Deletion in batch / recovery modes / etc as stated are useful... mass deletions suck since they're record by record. Another tip: drop the indexes on the table beforehand so the DELETE doesn't have to update those... you'd pretty much have to rebuild them afterwards anyway so you're not losing much. Alternatively, use a SELECT INTO to a scratch table to save the rows you do want to keep, truncate or outright drop the original one, and copy the data back / rename, and finally recreate the indexes.
I don't think using a join would impact greatly (if at all) on the performance of your delete operation. Check the estimated execution plans for the subquery or join. You might be surprised to find that they are not very different. After the temporary change to a simple recovery model, It would help to do smaller delete operations on the table. Try something like: CREATE PROC DeleteTable @MaxID int AS DELETE from <database>.dbo.<table> WHERE id in (select id from <database_arch>.dbo.<table> WHERE id<@MAxID) RETURN You would then call the procedure many times over with increasing values of the @MaxID parameter: EXEC DeleteTable 500000 GO EXEC DeleteTable 1000000 GO EXEC DeleteTable 1500000 GO EXEC DeleteTable 2000000 GO
Do not change recovery model! Do not drop indexes! Deleting by batches if best one to go and intermittent transaction log backup will also ensure the transaction log size, in this case you coudl run this as a scheduled job for better performance as running from a client connection will have network latency. If you drop indexes and run the delete it will run quickly, but think about recreating the same index on the number of rows and during this time the table(s) will not be available to the application and you must ensure to reindex once the process is finished in order to cache the best plan. (Nathan, good to see you here again)
Thanks for all the suggestions.
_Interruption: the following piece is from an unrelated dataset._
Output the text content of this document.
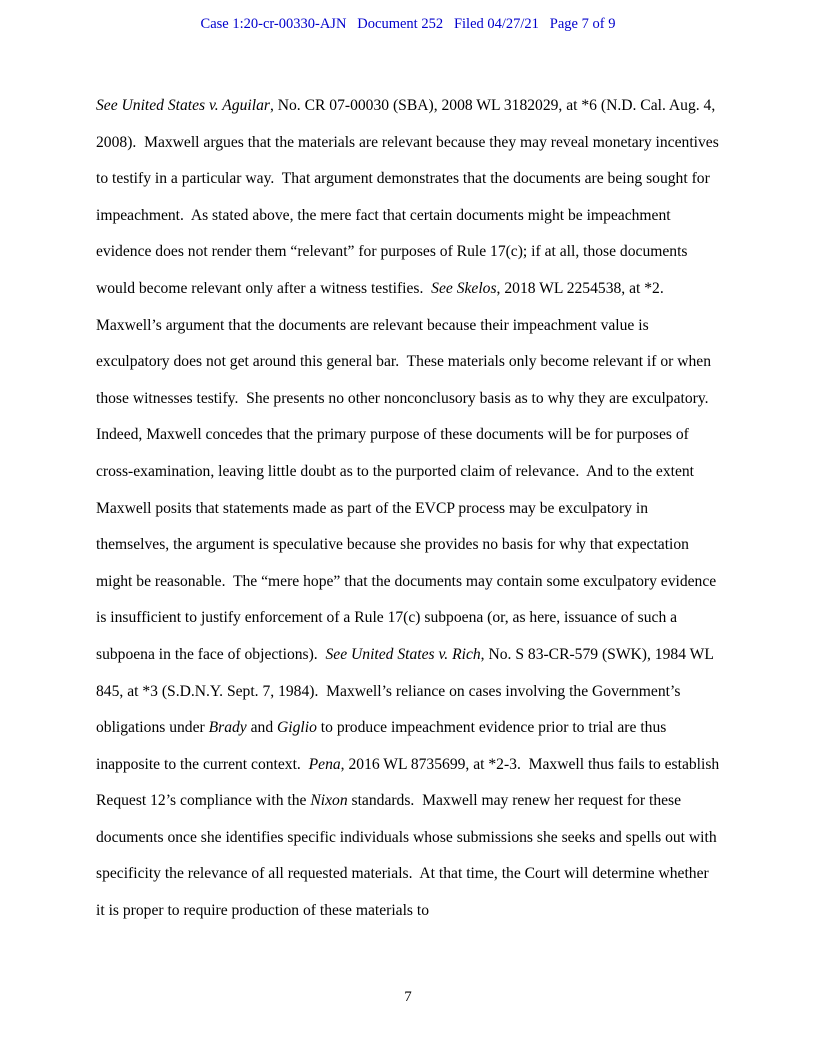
Case 1:20-cr-00330-AJN   Document 252   Filed 04/27/21   Page 7 of 9
See United States v. Aguilar, No. CR 07-00030 (SBA), 2008 WL 3182029, at *6 (N.D. Cal. Aug. 4, 2008).  Maxwell argues that the materials are relevant because they may reveal monetary incentives to testify in a particular way.  That argument demonstrates that the documents are being sought for impeachment.  As stated above, the mere fact that certain documents might be impeachment evidence does not render them “relevant” for purposes of Rule 17(c); if at all, those documents would become relevant only after a witness testifies.  See Skelos, 2018 WL 2254538, at *2.  Maxwell’s argument that the documents are relevant because their impeachment value is exculpatory does not get around this general bar.  These materials only become relevant if or when those witnesses testify.  She presents no other nonconclusory basis as to why they are exculpatory.  Indeed, Maxwell concedes that the primary purpose of these documents will be for purposes of cross-examination, leaving little doubt as to the purported claim of relevance.  And to the extent Maxwell posits that statements made as part of the EVCP process may be exculpatory in themselves, the argument is speculative because she provides no basis for why that expectation might be reasonable.  The “mere hope” that the documents may contain some exculpatory evidence is insufficient to justify enforcement of a Rule 17(c) subpoena (or, as here, issuance of such a subpoena in the face of objections).  See United States v. Rich, No. S 83-CR-579 (SWK), 1984 WL 845, at *3 (S.D.N.Y. Sept. 7, 1984).  Maxwell’s reliance on cases involving the Government’s obligations under Brady and Giglio to produce impeachment evidence prior to trial are thus inapposite to the current context.  Pena, 2016 WL 8735699, at *2-3.  Maxwell thus fails to establish Request 12’s compliance with the Nixon standards.  Maxwell may renew her request for these documents once she identifies specific individuals whose submissions she seeks and spells out with specificity the relevance of all requested materials.  At that time, the Court will determine whether it is proper to require production of these materials to
7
What I have decided with is to do batch deletions of 10000 at a time stopping every million to do trans log backup. would the following query be sufficient? declare @i int set @i = 0 while @i<1000000 BEGIN delete top (10000) from <database>.dbo.<table> where id in (select id from <database_arch>.dbo.<table>) IF @@rowcount < 10000 BREAK set @i = @i +10000 END
Sounds good, if the current transaction log can cope up such load, use DBCC SQLPERF(LOGSPACE) to see how the space is utilized on log side.